Ausgelöst durch Erkenntnisse über die NS-Vergangenheit der beiden ehemaligen Celler Oberbürgermeister Ernst Meyer und Kurt Blanke, nach denen in der Herzogstadt Straßen benannt waren, hatte die Stadt im Mai 2008 beschlossen, die mögliche NS-Vergangenheit von weiteren, im öffentlichen Raum geehrten Personen näher unter die Lupe zu nehmen. Rund 80 Personen erschienen in dieser Hinsicht interessant zu sein. Namen wurden öffentlich nicht genannt. Im Neuen Rathaus wollte man so vor weiteren unangenehmen Überraschungen gefeit sein. Die Straßen, die nach Blanke und Meyer benannt worden waren, erhielten bereits einen neuen Namen. Ursprünglich sollten bereits im Oktober 2008 Ergebnisse vorliegen, doch die Ermittlungen rissen nicht ab.

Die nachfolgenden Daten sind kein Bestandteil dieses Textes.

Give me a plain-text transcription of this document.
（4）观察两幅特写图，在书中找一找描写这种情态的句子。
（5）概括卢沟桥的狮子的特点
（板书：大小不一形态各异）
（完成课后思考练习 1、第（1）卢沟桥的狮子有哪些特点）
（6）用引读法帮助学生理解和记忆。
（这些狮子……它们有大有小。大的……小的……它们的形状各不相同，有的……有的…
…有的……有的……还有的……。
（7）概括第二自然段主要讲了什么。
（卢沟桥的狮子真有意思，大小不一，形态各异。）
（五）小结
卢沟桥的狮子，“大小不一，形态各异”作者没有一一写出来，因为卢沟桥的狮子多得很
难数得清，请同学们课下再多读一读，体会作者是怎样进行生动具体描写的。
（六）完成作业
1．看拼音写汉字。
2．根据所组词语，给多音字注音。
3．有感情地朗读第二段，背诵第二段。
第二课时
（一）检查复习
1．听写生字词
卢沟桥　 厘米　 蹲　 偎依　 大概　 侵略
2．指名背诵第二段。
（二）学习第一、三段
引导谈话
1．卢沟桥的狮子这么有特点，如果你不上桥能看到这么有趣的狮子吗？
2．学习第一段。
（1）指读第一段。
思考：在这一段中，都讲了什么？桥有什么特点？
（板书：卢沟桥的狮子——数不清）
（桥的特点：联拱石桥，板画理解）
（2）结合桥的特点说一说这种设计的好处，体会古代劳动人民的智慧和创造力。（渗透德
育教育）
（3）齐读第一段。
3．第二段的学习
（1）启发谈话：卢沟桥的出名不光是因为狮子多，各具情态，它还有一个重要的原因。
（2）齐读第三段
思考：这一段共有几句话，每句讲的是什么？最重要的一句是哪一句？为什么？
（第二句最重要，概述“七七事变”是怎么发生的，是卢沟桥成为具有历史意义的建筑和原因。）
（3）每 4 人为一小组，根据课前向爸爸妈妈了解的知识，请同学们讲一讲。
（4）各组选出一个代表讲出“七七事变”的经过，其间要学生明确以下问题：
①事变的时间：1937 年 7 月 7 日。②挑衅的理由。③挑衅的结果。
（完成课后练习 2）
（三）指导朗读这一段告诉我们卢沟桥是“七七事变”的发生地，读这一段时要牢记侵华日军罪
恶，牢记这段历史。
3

„Herr Dr. Strebel ist noch dabei, Material aus Polen auszuwerten, auf das er im Verlauf seiner Recherchen gestoßen ist“, sagt der städtische Pressesprecher Wolfgang Fischer auf Nachfrage der CZ. Eigentlich sollte am 11. August das nächste Treffen der Kommission stattfinden, die Entscheidungen vorbereitet, so Fischer: „Jetzt überlegen wir gerade, ob der Termin ohne die aktuelle Expertise von Herrn Strebel Sinn macht. Die Informationen sind wichtig als Grundlage für eine spätere Entscheidung.“ Noch sei Strebel im Rahmen der Vertragsverlängerung. Fischer: „Sicher ist, dass wir für eine zügige und fundierte Klärung sind.“

„Wir werden im August eine letzte Sitzung der Kommission haben und dann mit den Fraktionsvorsitzenden die Ergebnisse vorbesprechen. Dabei werden wir auch das weitere Verfahren erörtern“, sagt Mende. Die Kommission werde einen Vorbericht für einzelne Personen vorlegen, der von einzelnen „Berichterstattern“ vorbereitet werde; „Das gesamte Gremium wird darauf eine Empfehlung aussprechen.“

Diese werde aber keinesfalls den Cellern eine Entscheidung abnehmen, so Mende: „Der Verwaltungsausschuss und der Rat werden diese Entscheidungen zu treffen haben und bekommen lediglich eine Handreichung, um diese schwierige Entscheidung auf einer möglichst unangreifbaren Grundlage zu treffen.“

Folgende Personen sind in der Kommission tätig: Professor Dr. Hans-Ulrich Thamer, Historiker am Lehrstuhl für Neuere und Neueste Geschichte an der Westfälischen Universität Münster, Landessuperintendent Hans-Hermann Jantzen, Dr. Thomas Scharf-Wrede, Direktor des Bistumsarchivs Hildesheim, Professor Dr. Jörn Ipsen, Präsident des Niedersächsischen Staatsgerichtshofs, Michael Fürst, Vorsitzender des Landesverbandes der Jüdischen Gemeinden von Niedersachsen, Mende, Erste Stadträtin Susanne Schmitt und Susanne McDowell, Fachbereichsleiterin Sport und Kultur.